Varieties like Asian eggplant are gaining popularity with consumers along the East Coast.
Photo: Istock.com

Gene McAvoy, a county extension manager for the University of Florida’s Institute of Food and Agricultural Extension (UF/IFAS), was part of a 17-person team exploring Asian Americans’ penchant for Asian vegetables. The project, undertaken by UF/IFAS and three other land-grant universities on the East Coast, concluded that there is an emerging market for Asian produce in the U.S. According to a press release, these cultivars were the most popular for Asian-Indian consumers: bitter gourd, eggplant, fenugreek leaves, cluster beans, bottle gourds, turmeric, fenugreek, sorrel spinach and radish greens.

Produce Grower spoke with McAvoy to discuss the basis of the project, and what its findings might mean for grocery stores.

Gene McAvoy
Headshot courtesy of UF/IFAS

Produce Grower: What was the reason you and the rest of the team decided to pursue this research?

Gene McAvoy: Basically, we’re looking at changes in demographics in the United States. We’re seeing a dramatic increase in different ethnic groups in the United States, so we wanted to see if there were opportunities for vegetable growers to capitalize on (bit.ly/2iSBm1X). The piece on Asian vegetable markets is part of a bigger study where we looked at buying patterns in the Northeast in conjunction with Rutgers [University] and the University of Massachusetts in major markets with Philadelphia, New York and Boston. [Asian Americans] tend to buy more produce as compared to Caucasian Americans who buy fresh food. They spend 2.5 to three times more on produce and they are willing to pay a premium for a taste of home.

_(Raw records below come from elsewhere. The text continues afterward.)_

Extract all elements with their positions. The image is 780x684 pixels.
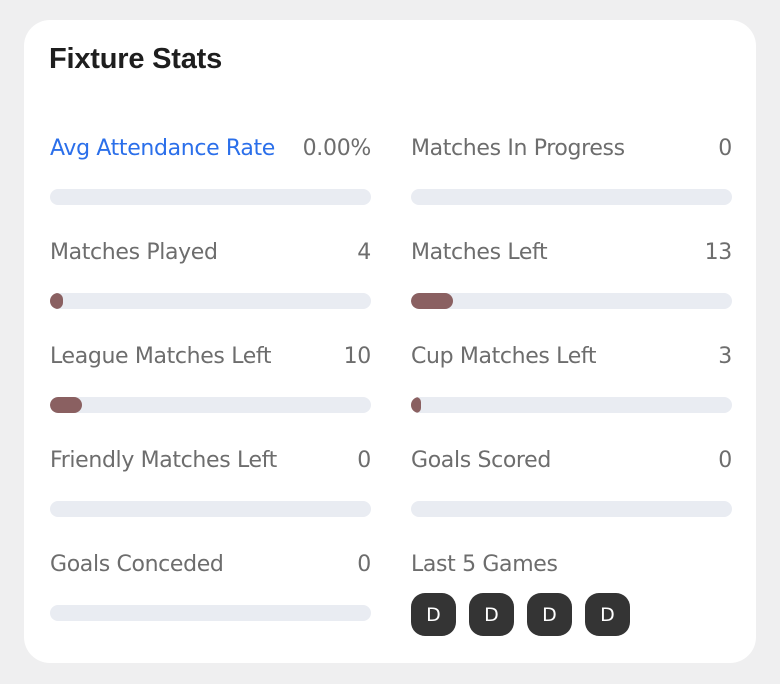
progress-bar-fill (411, 293, 453, 309)
stat-value: 10 (343, 344, 372, 369)
stat-header: Goals Scored 0 (410, 444, 733, 478)
progress-bar-track (50, 605, 371, 621)
stat-row: League Matches Left 10 (49, 340, 372, 444)
stat-label: Matches Left (411, 240, 548, 265)
game-result-badge[interactable]: D (585, 593, 630, 636)
progress-bar-track (411, 293, 732, 309)
stat-row: Avg Attendance Rate 0.00% (49, 132, 372, 236)
stat-value: 0 (357, 552, 371, 577)
stat-header: Matches In Progress 0 (410, 132, 733, 166)
stat-row: Last 5 Games D D D D (410, 548, 733, 652)
stat-row: Friendly Matches Left 0 (49, 444, 372, 548)
stat-row: Matches In Progress 0 (410, 132, 733, 236)
stat-row: Goals Conceded 0 (49, 548, 372, 652)
progress-bar-track (411, 501, 732, 517)
progress-bar-track (50, 501, 371, 517)
stats-grid: Avg Attendance Rate 0.00% Matches In Progr… (49, 132, 733, 652)
progress-bar-track (50, 397, 371, 413)
page-title: Fixture Stats (49, 43, 223, 75)
progress-bar-track (411, 397, 732, 413)
stat-value: 0 (357, 448, 371, 473)
stat-value: 0.00% (302, 136, 372, 161)
stat-value: 4 (357, 240, 371, 265)
stat-label: Cup Matches Left (411, 344, 597, 369)
stat-header: Matches Left 13 (410, 236, 733, 270)
stat-label: Goals Conceded (50, 552, 224, 577)
stat-value: 3 (718, 344, 732, 369)
stat-label: Last 5 Games (411, 552, 558, 577)
stat-header: Avg Attendance Rate 0.00% (49, 132, 372, 166)
stat-row: Matches Left 13 (410, 236, 733, 340)
stat-value: 0 (718, 136, 732, 161)
stat-header: League Matches Left 10 (49, 340, 372, 374)
game-result-badge[interactable]: D (469, 593, 514, 636)
stat-header: Friendly Matches Left 0 (49, 444, 372, 478)
stat-label-link[interactable]: Avg Attendance Rate (50, 132, 275, 166)
stat-label: League Matches Left (50, 344, 272, 369)
stat-header: Goals Conceded 0 (49, 548, 372, 582)
game-result-badge[interactable]: D (411, 593, 456, 636)
stat-value: 0 (718, 448, 732, 473)
stat-row: Cup Matches Left 3 (410, 340, 733, 444)
progress-bar-fill (50, 397, 83, 413)
stat-header: Matches Played 4 (49, 236, 372, 270)
stat-header: Last 5 Games (410, 548, 733, 582)
stat-label: Matches In Progress (411, 136, 625, 161)
stat-label: Friendly Matches Left (50, 448, 277, 473)
stat-row: Matches Played 4 (49, 236, 372, 340)
progress-bar-track (50, 293, 371, 309)
screen: Fixture Stats Avg Attendance Rate 0.00% Ma… (0, 0, 780, 684)
stat-label: Matches Played (50, 240, 218, 265)
stat-value: 13 (704, 240, 733, 265)
stat-header: Cup Matches Left 3 (410, 340, 733, 374)
stat-row: Goals Scored 0 (410, 444, 733, 548)
progress-bar-track (50, 189, 371, 205)
progress-bar-fill (50, 293, 63, 309)
stat-label: Goals Scored (411, 448, 551, 473)
progress-bar-fill (411, 397, 421, 413)
fixture-stats-card: Fixture Stats Avg Attendance Rate 0.00% Ma… (24, 20, 756, 663)
game-result-badge[interactable]: D (527, 593, 572, 636)
last-5-games-badges: DDDD (411, 593, 630, 636)
progress-bar-track (411, 189, 732, 205)
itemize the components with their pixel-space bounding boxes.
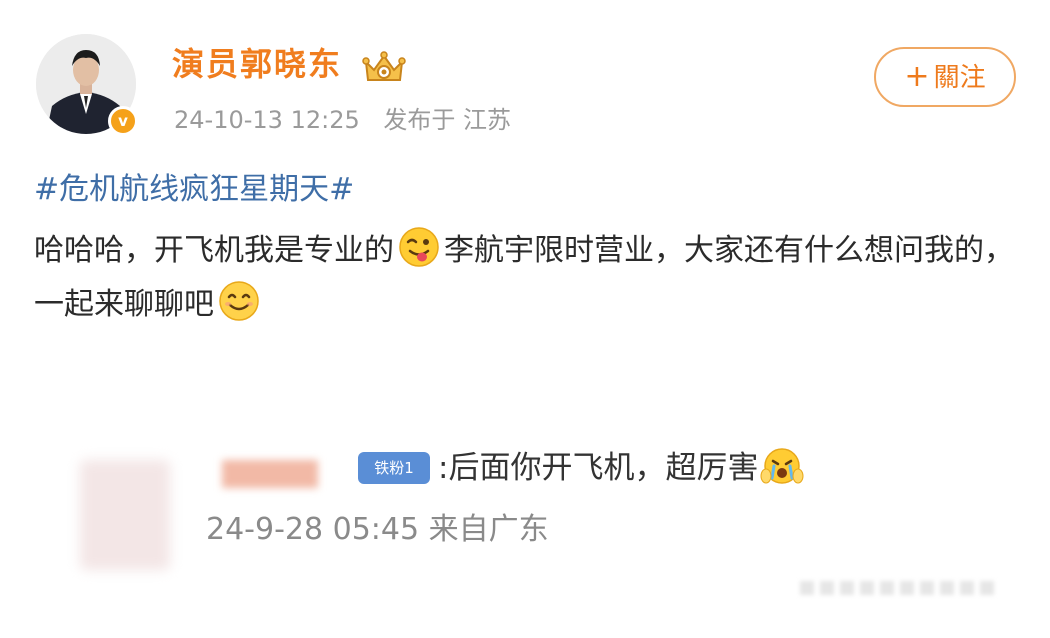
comment-content: :后面你开飞机，超厉害 bbox=[438, 450, 759, 486]
topic-hashtag[interactable]: #危机航线疯狂星期天# bbox=[34, 170, 354, 210]
post-body: 哈哈哈，开飞机我是专业的 李航宇限时营业，大家还有什么想问我的，一起来聊聊吧 bbox=[34, 224, 1024, 332]
post-timestamp: 24-10-13 12:25 bbox=[174, 106, 360, 134]
post-text-part1: 哈哈哈，开飞机我是专业的 bbox=[34, 233, 394, 268]
verified-badge-icon: v bbox=[108, 106, 138, 136]
avatar[interactable]: v bbox=[36, 34, 138, 136]
follow-label: 關注 bbox=[933, 63, 986, 93]
blurred-avatar bbox=[80, 460, 170, 570]
crying-clap-emoji-icon bbox=[760, 448, 804, 484]
fan-badge: 铁粉1 bbox=[358, 452, 430, 484]
weibo-post: v 演员郭晓东 24-10-13 12:25 发布于 江苏 + 關注 #危机航线疯… bbox=[0, 0, 1050, 638]
crown-icon bbox=[362, 51, 406, 81]
post-meta: 24-10-13 12:25 发布于 江苏 bbox=[174, 104, 527, 136]
blurred-username bbox=[222, 460, 318, 488]
plus-icon: + bbox=[904, 59, 930, 94]
comment-meta: 24-9-28 05:45 来自广东 bbox=[206, 510, 549, 550]
comment-timestamp: 24-9-28 05:45 bbox=[206, 512, 420, 547]
follow-button[interactable]: + 關注 bbox=[874, 47, 1016, 107]
comment-text: :后面你开飞机，超厉害 bbox=[438, 446, 804, 490]
username[interactable]: 演员郭晓东 bbox=[172, 44, 342, 84]
wink-tongue-emoji-icon bbox=[399, 227, 439, 267]
smile-emoji-icon bbox=[219, 281, 259, 321]
watermark bbox=[800, 581, 994, 595]
post-location: 发布于 江苏 bbox=[383, 106, 512, 134]
comment-source: 来自广东 bbox=[428, 512, 549, 547]
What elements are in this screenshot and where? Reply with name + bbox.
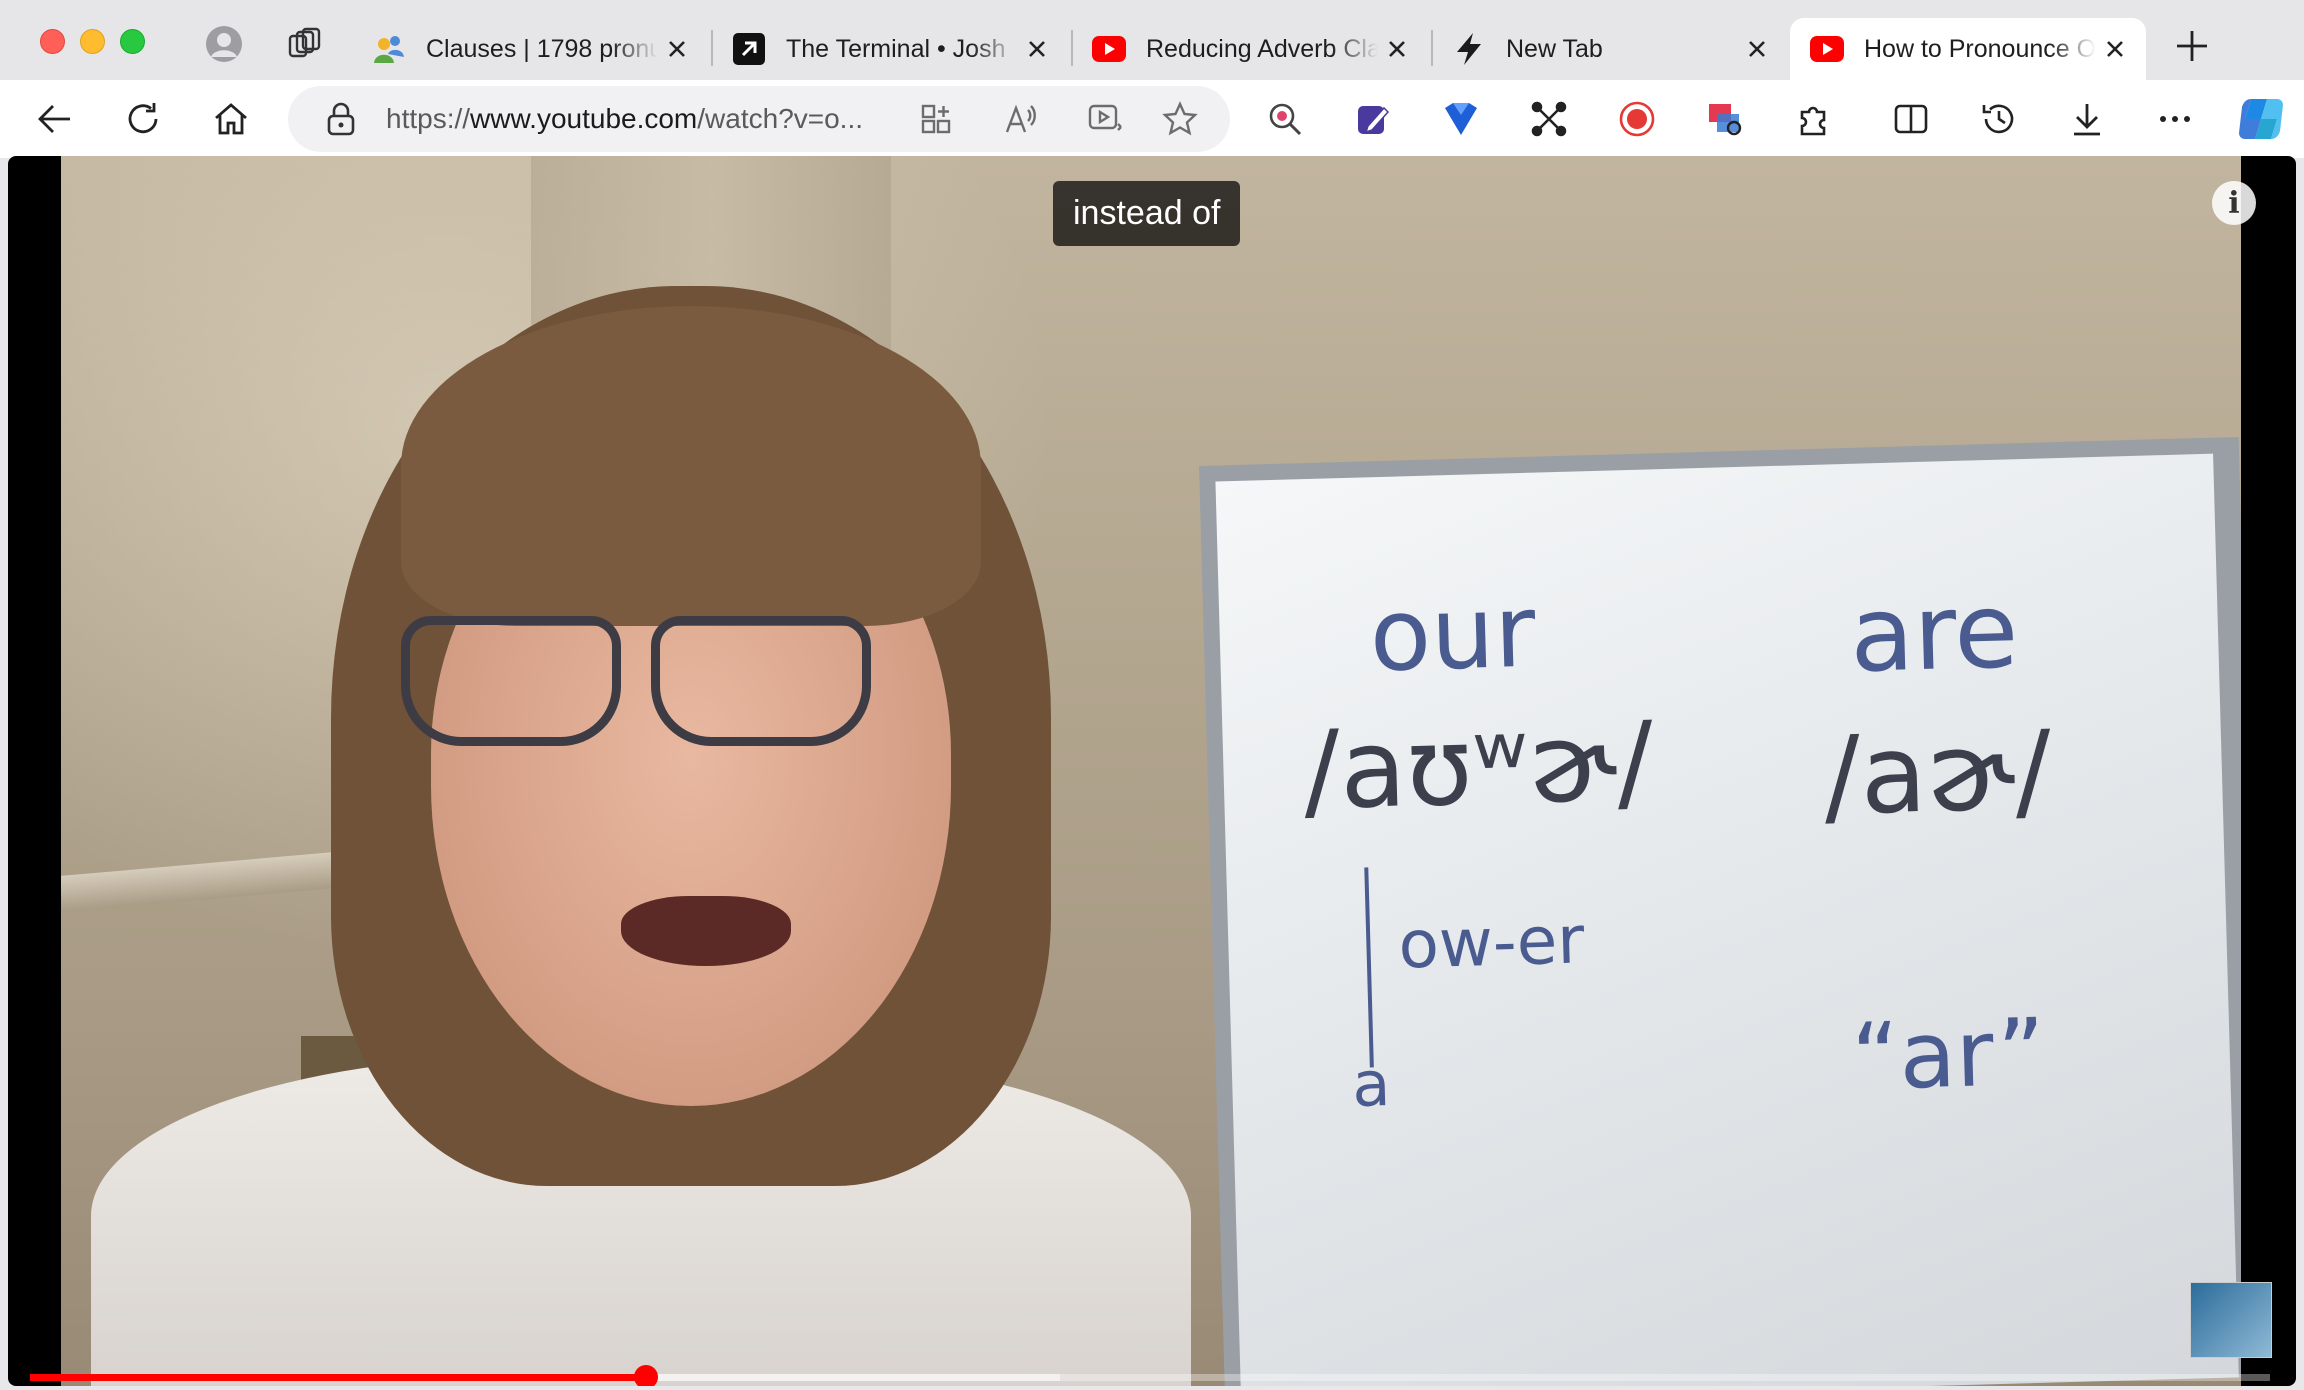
url-host: www.youtube.com (470, 103, 698, 134)
minimize-window-button[interactable] (80, 29, 105, 54)
url-scheme: https:// (386, 103, 471, 134)
profile-avatar-icon[interactable] (204, 24, 244, 64)
translate-extension-icon[interactable] (1704, 98, 1746, 140)
whiteboard-ipa-are: /aɚ/ (1822, 708, 2054, 840)
record-extension-icon[interactable] (1616, 98, 1658, 140)
youtube-icon (1810, 32, 1844, 66)
tab-title: How to Pronounce Our (1864, 34, 2096, 63)
video-player[interactable]: our /aʊʷɚ/ ow-er a are /aɚ/ “ar” instead… (8, 156, 2296, 1386)
tab-reducing-adverb[interactable]: Reducing Adverb Clauses (1072, 18, 1428, 80)
tab-how-to-pronounce[interactable]: How to Pronounce Our (1790, 18, 2146, 80)
close-tab-icon[interactable] (1024, 36, 1050, 62)
video-person-mouth (621, 896, 791, 966)
tab-title: Clauses | 1798 pronunciations (426, 34, 658, 63)
people-icon (372, 32, 406, 66)
url-text[interactable]: https://www.youtube.com/watch?v=o... (386, 103, 863, 135)
whiteboard-alt-ow-er: ow-er (1397, 901, 1586, 984)
zoom-window-button[interactable] (120, 29, 145, 54)
whiteboard-bracket-line (1364, 867, 1374, 1068)
tab-strip: Clauses | 1798 pronunciations The Termin… (0, 0, 2304, 80)
close-tab-icon[interactable] (1744, 36, 1770, 62)
refresh-icon[interactable] (122, 98, 164, 140)
tab-terminal[interactable]: The Terminal • Josh (712, 18, 1068, 80)
more-options-icon[interactable] (2154, 98, 2196, 140)
close-tab-icon[interactable] (2102, 36, 2128, 62)
tab-clauses[interactable]: Clauses | 1798 pronunciations (352, 18, 708, 80)
home-icon[interactable] (210, 98, 252, 140)
browser-toolbar: https://www.youtube.com/watch?v=o... (0, 80, 2304, 216)
tab-new-tab[interactable]: New Tab (1432, 18, 1788, 80)
close-tab-icon[interactable] (664, 36, 690, 62)
address-bar[interactable]: https://www.youtube.com/watch?v=o... (288, 86, 1230, 152)
video-progress-bar[interactable] (30, 1374, 2270, 1381)
bolt-icon (1452, 32, 1486, 66)
close-tab-icon[interactable] (1384, 36, 1410, 62)
close-window-button[interactable] (40, 29, 65, 54)
extensions-puzzle-icon[interactable] (1792, 98, 1834, 140)
copilot-icon[interactable] (2236, 94, 2286, 144)
downloads-icon[interactable] (2066, 98, 2108, 140)
lock-icon[interactable] (326, 102, 356, 136)
history-icon[interactable] (1978, 98, 2020, 140)
info-icon[interactable]: i (2212, 181, 2256, 225)
split-screen-icon[interactable] (1890, 98, 1932, 140)
whiteboard-word-our: our (1368, 572, 1538, 695)
gem-extension-icon[interactable] (1440, 98, 1482, 140)
video-played-bar (30, 1374, 646, 1381)
notes-extension-icon[interactable] (1352, 98, 1394, 140)
whiteboard: our /aʊʷɚ/ ow-er a are /aɚ/ “ar” (1199, 436, 2241, 1386)
video-assist-icon[interactable] (1088, 102, 1124, 136)
video-scrubber-handle[interactable] (634, 1365, 658, 1386)
video-frame[interactable]: our /aʊʷɚ/ ow-er a are /aɚ/ “ar” (61, 156, 2241, 1386)
search-lens-extension-icon[interactable] (1264, 98, 1306, 140)
whiteboard-alt-ar: “ar” (1850, 998, 2047, 1111)
whiteboard-word-are: are (1848, 569, 2020, 696)
whiteboard-ipa-our: /aʊʷɚ/ (1301, 699, 1655, 835)
video-person-glasses-right (651, 616, 871, 746)
new-tab-icon[interactable] (2172, 26, 2212, 66)
video-person-glasses-left (401, 616, 621, 746)
read-aloud-icon[interactable] (1004, 102, 1038, 136)
favorite-star-icon[interactable] (1162, 101, 1198, 137)
whiteboard-alt-a: a (1351, 1046, 1392, 1121)
terminal-arrow-icon (732, 32, 766, 66)
video-caption: instead of (1053, 181, 1241, 246)
app-available-icon[interactable] (920, 103, 952, 135)
channel-watermark[interactable] (2190, 1282, 2272, 1358)
workspaces-icon[interactable] (284, 24, 324, 64)
back-icon[interactable] (34, 98, 76, 140)
whiteboard-surface: our /aʊʷɚ/ ow-er a are /aɚ/ “ar” (1215, 453, 2239, 1386)
url-path: /watch?v=o... (697, 103, 864, 134)
graph-extension-icon[interactable] (1528, 98, 1570, 140)
tab-title: New Tab (1506, 34, 1603, 63)
video-person-bangs (401, 306, 981, 626)
youtube-icon (1092, 32, 1126, 66)
tab-title: Reducing Adverb Clauses (1146, 34, 1378, 63)
tab-title: The Terminal • Josh (786, 34, 1006, 63)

PG: There are some slight differences between Asian varieties and varieties we normally see in stores. Does that change the potential impact of the study?

GM: Not really because they grow basically the same. It may take some getting used to, but look at bok choy for instance. It grows a lot like cabbage. It shares the same pests as cabbage. It grows in the same season as cabbage. Even though they are alien, they aren’t that different, and it’s fairly easy to plug them into a system.

PG: Do you think we could see Asian vegetables become widely available in grocery stores soon?

GM: I think so. If you look at the Asian vegetables, napa [cabbage] and bok choy are widespread now. Ten to 15 years ago, that wasn’t true.

We were surprised at the size of the markets. But you need to do your homework, you need to line up your markets. You don’t just want to go out and plant a bunch of something and expect your local supermarket to take it. A lot of these vegetables are going to need to be sold in large urban centers to buyers that are maybe different than what growers are used to. And the volumes have to be scaled to the size of the market.